Сумасшедшие тоже были кадры еще те. Взять того же Гуся. Он был старшиной, отслужил год и три месяца. Как-то решил в самоволку сходить. Переоделся в гражданку, перепрыгнул через забор… И когда его обнаружили праздно шатающимся по Хибаровску, он был уже не в себе. Врачам он объяснял, что только что из Америки.
Нашли его и вправду абсолютно голым, замотанным в американский флаг: Гусь носил его, словно римлянин тогу. При этом выкрикивал случайный набор английских слов на мотив битловского «Естедей».
В психушке Гусь пел: «Гуд бай, Америка, о!» — и стрелял у всех «чего-нибудь почитать». Все книжки, брошюрки, журналы и т. п. он складывал у себя под матрацем и никому уже не давал, хотя сам не только не читал, но даже не заглядывал в них.
Лежал он до меня уже полгода. И, когда я выписывался, он тоже лежал. Он и сейчас лежит, только в гражданской психушке. Об этом мне Олечка написала, а потом и сам Гусь открытку прислал. В общем-то он мог выйти еще тогда, летом, если бы не Жора. После пьянки недели две или три прошло, когда к нам в отделение пригласили парикмахера. Пришла девица, лет двадцати пяти, крашеная, с черными ногтями, мастер своего дела. Таких красавцев из ребят понаделала, что хоть сразу на обложку журнала фотографируй.

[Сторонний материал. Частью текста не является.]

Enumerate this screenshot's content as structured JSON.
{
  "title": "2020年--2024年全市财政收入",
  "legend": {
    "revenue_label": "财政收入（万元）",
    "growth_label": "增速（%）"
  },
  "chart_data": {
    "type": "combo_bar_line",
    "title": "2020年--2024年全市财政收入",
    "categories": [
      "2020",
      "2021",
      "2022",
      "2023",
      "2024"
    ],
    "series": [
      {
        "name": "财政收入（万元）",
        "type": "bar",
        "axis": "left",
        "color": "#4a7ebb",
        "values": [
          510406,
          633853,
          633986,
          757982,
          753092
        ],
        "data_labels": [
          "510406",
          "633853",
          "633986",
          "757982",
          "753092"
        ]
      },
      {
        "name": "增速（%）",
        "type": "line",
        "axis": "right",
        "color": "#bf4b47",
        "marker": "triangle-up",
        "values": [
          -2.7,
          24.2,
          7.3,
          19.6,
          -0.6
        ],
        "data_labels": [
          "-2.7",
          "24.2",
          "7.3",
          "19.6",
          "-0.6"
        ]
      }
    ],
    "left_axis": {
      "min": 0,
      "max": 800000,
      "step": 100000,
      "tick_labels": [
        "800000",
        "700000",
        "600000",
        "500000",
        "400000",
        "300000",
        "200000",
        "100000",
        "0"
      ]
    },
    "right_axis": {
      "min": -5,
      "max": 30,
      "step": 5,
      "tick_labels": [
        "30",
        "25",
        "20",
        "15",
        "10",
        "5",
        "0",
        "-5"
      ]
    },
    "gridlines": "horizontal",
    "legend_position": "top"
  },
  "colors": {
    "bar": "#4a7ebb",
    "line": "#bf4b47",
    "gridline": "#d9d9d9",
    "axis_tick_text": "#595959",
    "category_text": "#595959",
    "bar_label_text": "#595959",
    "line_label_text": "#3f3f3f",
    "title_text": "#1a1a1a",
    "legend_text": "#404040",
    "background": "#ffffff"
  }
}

Офицеры помялись-помялись — и тоже подстригаться пошли.
Последним подстригался Малишевский. Он был подполковником, но все звали его «генералом» за спортивные брюки с широкими красными лампасами. Садится он перед зеркалом и распоряжается:
— Под Котовского!
Парикмахерша подстригла Малишевского под Котовского, и тут в очередь пристроился Гусь. К тому времени он был уже почти нормальным, практически забыл про Америку и склонен был к экстравагантным шуткам. Он занял место подполковника и громко заявил:
— Под Малишевского!
Солдаты, наблюдавшие за этой сценой, засмеялись. Офицеры улыбнулись. А когда Гусю выбрили голову, Жора сказал:
— Ты бы себе еще брови сбрил, придурок.
— Ага, — подхватил Гусь, — сбрейте.
Фьюить — и нету у Гуся бровей. А если вы видели человека без бровей, то понимаете, насколько это отвратительное зрелище. Ткачук, когда увидела Гуся, так ему и сказала, мол, мало тебя, Андрюша, лечили. Тамара Анатольевна, Гуселетову сегодня аминазин, по средам магнезию.

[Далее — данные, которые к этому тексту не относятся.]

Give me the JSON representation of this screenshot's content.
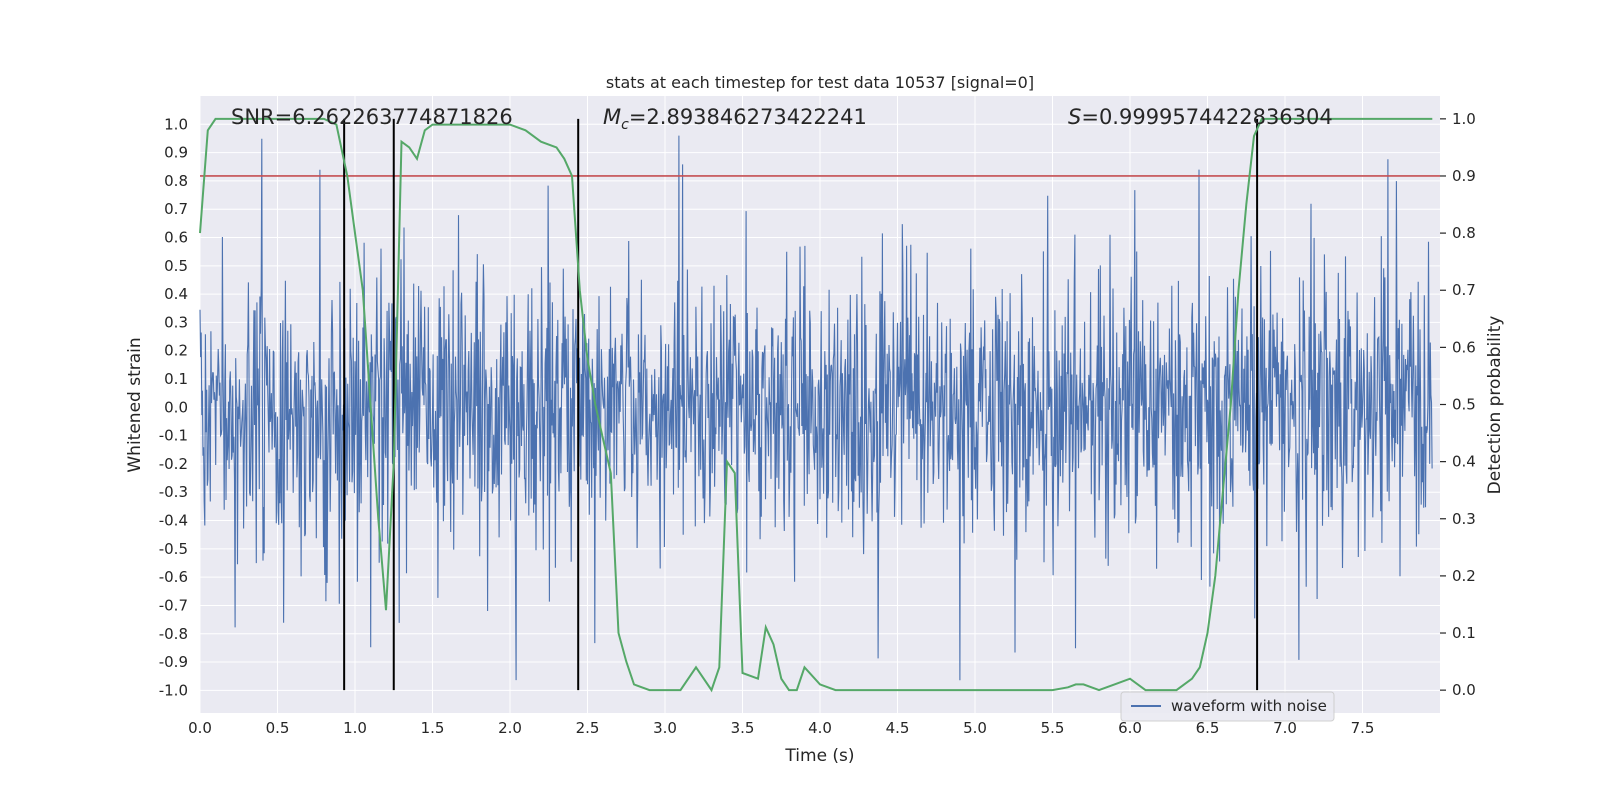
{
  "chart_data": {
    "type": "line",
    "title": "stats at each timestep for test data 10537 [signal=0]",
    "xlabel": "Time (s)",
    "ylabel": "Whitened strain",
    "y2label": "Detection probability",
    "xlim": [
      0,
      8
    ],
    "ylim": [
      -1.08,
      1.1
    ],
    "y2lim": [
      -0.04,
      1.04
    ],
    "xticks": [
      "0.0",
      "0.5",
      "1.0",
      "1.5",
      "2.0",
      "2.5",
      "3.0",
      "3.5",
      "4.0",
      "4.5",
      "5.0",
      "5.5",
      "6.0",
      "6.5",
      "7.0",
      "7.5"
    ],
    "yticks": [
      "-1.0",
      "-0.9",
      "-0.8",
      "-0.7",
      "-0.6",
      "-0.5",
      "-0.4",
      "-0.3",
      "-0.2",
      "-0.1",
      "0.0",
      "0.1",
      "0.2",
      "0.3",
      "0.4",
      "0.5",
      "0.6",
      "0.7",
      "0.8",
      "0.9",
      "1.0"
    ],
    "y2ticks": [
      "0.0",
      "0.1",
      "0.2",
      "0.3",
      "0.4",
      "0.5",
      "0.6",
      "0.7",
      "0.8",
      "0.9",
      "1.0"
    ],
    "annotations": {
      "snr": "SNR=6.262263774871826",
      "mc_sym": "M",
      "mc_sub": "c",
      "mc_val": "=2.893846273422241",
      "s_sym": "S",
      "s_val": "=0.9999574422836304"
    },
    "legend": {
      "label": "waveform with noise",
      "location": "lower-right"
    },
    "threshold": 0.9,
    "vlines": [
      0.93,
      1.25,
      2.44,
      6.82
    ],
    "noise": {
      "name": "waveform with noise",
      "sample_rate": 256,
      "amplitude": 0.42,
      "seed": 10537
    },
    "detection_probability": {
      "x": [
        0.0,
        0.05,
        0.1,
        0.2,
        0.3,
        0.4,
        0.5,
        0.6,
        0.7,
        0.8,
        0.88,
        0.95,
        1.0,
        1.05,
        1.1,
        1.15,
        1.2,
        1.25,
        1.3,
        1.35,
        1.4,
        1.45,
        1.5,
        1.6,
        1.7,
        1.8,
        1.9,
        2.0,
        2.1,
        2.2,
        2.3,
        2.35,
        2.4,
        2.45,
        2.5,
        2.55,
        2.6,
        2.65,
        2.7,
        2.75,
        2.8,
        2.85,
        2.9,
        3.0,
        3.1,
        3.2,
        3.3,
        3.35,
        3.4,
        3.45,
        3.5,
        3.6,
        3.65,
        3.7,
        3.75,
        3.8,
        3.85,
        3.9,
        4.0,
        4.1,
        4.2,
        4.3,
        4.5,
        5.0,
        5.5,
        5.6,
        5.65,
        5.7,
        5.8,
        5.9,
        6.0,
        6.1,
        6.2,
        6.3,
        6.4,
        6.45,
        6.5,
        6.55,
        6.6,
        6.65,
        6.7,
        6.75,
        6.8,
        6.85,
        6.9,
        7.0,
        7.5,
        7.95
      ],
      "y": [
        0.8,
        0.98,
        1.0,
        1.0,
        1.0,
        1.0,
        1.0,
        1.0,
        1.0,
        1.0,
        0.99,
        0.9,
        0.8,
        0.7,
        0.5,
        0.3,
        0.14,
        0.4,
        0.96,
        0.95,
        0.93,
        0.98,
        0.99,
        0.99,
        0.99,
        0.99,
        0.99,
        0.99,
        0.98,
        0.96,
        0.95,
        0.93,
        0.9,
        0.7,
        0.58,
        0.5,
        0.44,
        0.38,
        0.1,
        0.05,
        0.01,
        0.005,
        0.0,
        0.0,
        0.0,
        0.04,
        0.0,
        0.04,
        0.4,
        0.38,
        0.03,
        0.02,
        0.11,
        0.08,
        0.02,
        0.0,
        0.0,
        0.04,
        0.01,
        0.0,
        0.0,
        0.0,
        0.0,
        0.0,
        0.0,
        0.005,
        0.01,
        0.01,
        0.0,
        0.01,
        0.02,
        0.0,
        0.0,
        0.0,
        0.02,
        0.04,
        0.1,
        0.2,
        0.35,
        0.5,
        0.7,
        0.85,
        0.97,
        1.0,
        1.0,
        1.0,
        1.0,
        1.0
      ]
    },
    "colors": {
      "background": "#eaeaf2",
      "grid": "#ffffff",
      "noise": "#4c72b0",
      "probability": "#55a868",
      "threshold": "#c44e52",
      "vline": "#000000",
      "text": "#262626"
    }
  }
}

И все, после первого же укола сорвало у парня башню окончательно. Всю ночь он плакал, начал орать — поставили литическую. Наутро уже был «чиканашкой». После этого мы с Жорой долго не разговаривали, а потом решили, что он не виноват, что так все вышло.
После той неудачной пьянки попал к нам в дурку еще один типус, капрал, залетевший по обкурке. Саша Рак его звали. Серьезно, Рак у него фамилия была. Он жутко матюгался, третировал санитарок и божественно играл в шашки. При этом его преследовали жуткие глюки. Сидит Саша Рак у окна и талдычит нам:
— Братаны… в натуре… я дома… Я закрою глаза и считаю: раз, два, три… и я дома. Завтра я буду дома, завтра я буду пьяный. Братаны, я знаю — у них тут видеокамеры. Вон там. И вон там. Но я их расколол. На улице меня ждут… Сегодня какое число?..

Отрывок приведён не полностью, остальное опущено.